Before we tackle the given statement, let's first understand the concepts involved. An absolute maximum value is the highest output a function can achieve within a specific domain. In our case, the domain is the closed interval [a, b]. A function defined on a closed interval is a function that has input values within that interval, including its endpoints.

Now that we understand the concepts, let's attempt to prove or disprove the statement. To do this, we can make use of the Extreme Value Theorem (EVT). The Extreme Value Theorem states that if a function is continuous on a closed interval [a, b], then the function has both an absolute maximum value and an absolute minimum value on the interval. However, the given statement does not specify that the function is continuous, only that it is defined on the closed interval [a, b]. So, our objective now is to find an example of a function that is defined on a closed interval but doesn't have an absolute maximum value.

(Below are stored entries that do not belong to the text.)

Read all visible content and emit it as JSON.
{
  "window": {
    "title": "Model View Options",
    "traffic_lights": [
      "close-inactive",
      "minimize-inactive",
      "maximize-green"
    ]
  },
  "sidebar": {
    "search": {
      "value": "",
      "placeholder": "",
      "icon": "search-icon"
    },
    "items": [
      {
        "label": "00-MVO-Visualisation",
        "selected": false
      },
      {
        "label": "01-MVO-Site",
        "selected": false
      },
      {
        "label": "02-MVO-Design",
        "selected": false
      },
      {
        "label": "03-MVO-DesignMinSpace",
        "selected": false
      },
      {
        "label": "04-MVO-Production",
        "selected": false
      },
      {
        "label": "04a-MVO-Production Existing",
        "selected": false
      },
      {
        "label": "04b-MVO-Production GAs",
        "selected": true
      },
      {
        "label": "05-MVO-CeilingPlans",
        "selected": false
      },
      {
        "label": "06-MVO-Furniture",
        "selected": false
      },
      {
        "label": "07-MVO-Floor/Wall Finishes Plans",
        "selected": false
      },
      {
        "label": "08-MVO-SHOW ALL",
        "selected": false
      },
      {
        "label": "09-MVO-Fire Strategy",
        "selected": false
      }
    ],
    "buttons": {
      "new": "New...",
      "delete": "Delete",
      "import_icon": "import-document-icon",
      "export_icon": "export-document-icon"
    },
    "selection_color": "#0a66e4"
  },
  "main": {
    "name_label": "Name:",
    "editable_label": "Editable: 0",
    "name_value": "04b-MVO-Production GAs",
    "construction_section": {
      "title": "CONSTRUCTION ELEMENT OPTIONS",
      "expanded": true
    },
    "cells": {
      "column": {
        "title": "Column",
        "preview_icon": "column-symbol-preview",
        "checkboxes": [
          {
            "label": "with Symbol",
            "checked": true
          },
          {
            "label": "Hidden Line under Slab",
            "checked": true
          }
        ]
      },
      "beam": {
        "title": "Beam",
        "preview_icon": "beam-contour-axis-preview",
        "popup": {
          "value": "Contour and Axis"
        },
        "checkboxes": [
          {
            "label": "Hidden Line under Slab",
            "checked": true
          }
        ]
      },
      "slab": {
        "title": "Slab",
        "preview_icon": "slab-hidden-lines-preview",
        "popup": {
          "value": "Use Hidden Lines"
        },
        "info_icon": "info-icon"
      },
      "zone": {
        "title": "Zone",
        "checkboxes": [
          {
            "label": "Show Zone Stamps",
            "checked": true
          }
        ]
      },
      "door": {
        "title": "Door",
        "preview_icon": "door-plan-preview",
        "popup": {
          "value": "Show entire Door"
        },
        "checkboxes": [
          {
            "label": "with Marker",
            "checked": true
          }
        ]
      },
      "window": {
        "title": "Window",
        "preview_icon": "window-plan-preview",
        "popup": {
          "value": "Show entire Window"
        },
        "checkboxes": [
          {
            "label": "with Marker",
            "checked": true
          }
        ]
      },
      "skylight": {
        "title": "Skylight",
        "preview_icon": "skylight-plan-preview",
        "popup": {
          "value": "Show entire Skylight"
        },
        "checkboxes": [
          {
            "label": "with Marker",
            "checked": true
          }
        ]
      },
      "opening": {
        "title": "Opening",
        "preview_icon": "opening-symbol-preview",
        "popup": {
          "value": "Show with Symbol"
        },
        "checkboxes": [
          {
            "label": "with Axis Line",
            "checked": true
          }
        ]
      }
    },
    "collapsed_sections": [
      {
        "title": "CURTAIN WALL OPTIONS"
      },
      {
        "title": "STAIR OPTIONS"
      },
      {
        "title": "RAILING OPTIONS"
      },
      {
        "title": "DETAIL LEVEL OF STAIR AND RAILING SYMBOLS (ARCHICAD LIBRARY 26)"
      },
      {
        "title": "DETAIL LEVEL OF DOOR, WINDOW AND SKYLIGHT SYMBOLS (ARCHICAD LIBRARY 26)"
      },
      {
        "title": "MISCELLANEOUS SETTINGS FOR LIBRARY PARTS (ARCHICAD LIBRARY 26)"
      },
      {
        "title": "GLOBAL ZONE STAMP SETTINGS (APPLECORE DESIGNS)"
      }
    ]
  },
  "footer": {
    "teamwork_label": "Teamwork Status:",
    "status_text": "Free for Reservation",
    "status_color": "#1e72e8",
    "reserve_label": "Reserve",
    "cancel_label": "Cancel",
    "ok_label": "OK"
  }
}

Consider the function \(f(x) = x^2\) on the closed interval \([-1, 1]\). This function is continuous on the interval, and as per the EVT, it has an absolute maximum value (which is 1). Now, let's modify the function slightly by including a hole at one end: \(f(x) = x^2\) for \(x \in [-1, 1)\). This is no longer a continuous function on the closed interval [-1, 1] as it has a hole at \(x = 1\). For this modified function, we can see that no matter how close we get to \(x = 1\) from the left in this interval, we can always find a value of x closer to 1 that results in a higher output value. Thus, the modified function does not have an absolute maximum value on the interval.

The given statement is false. As a counterexample, we found the function \(f(x) = x^2\) defined on the semi-open interval \([-1, 1)\). This function does not have an absolute maximum value, even though it is defined on a closed interval.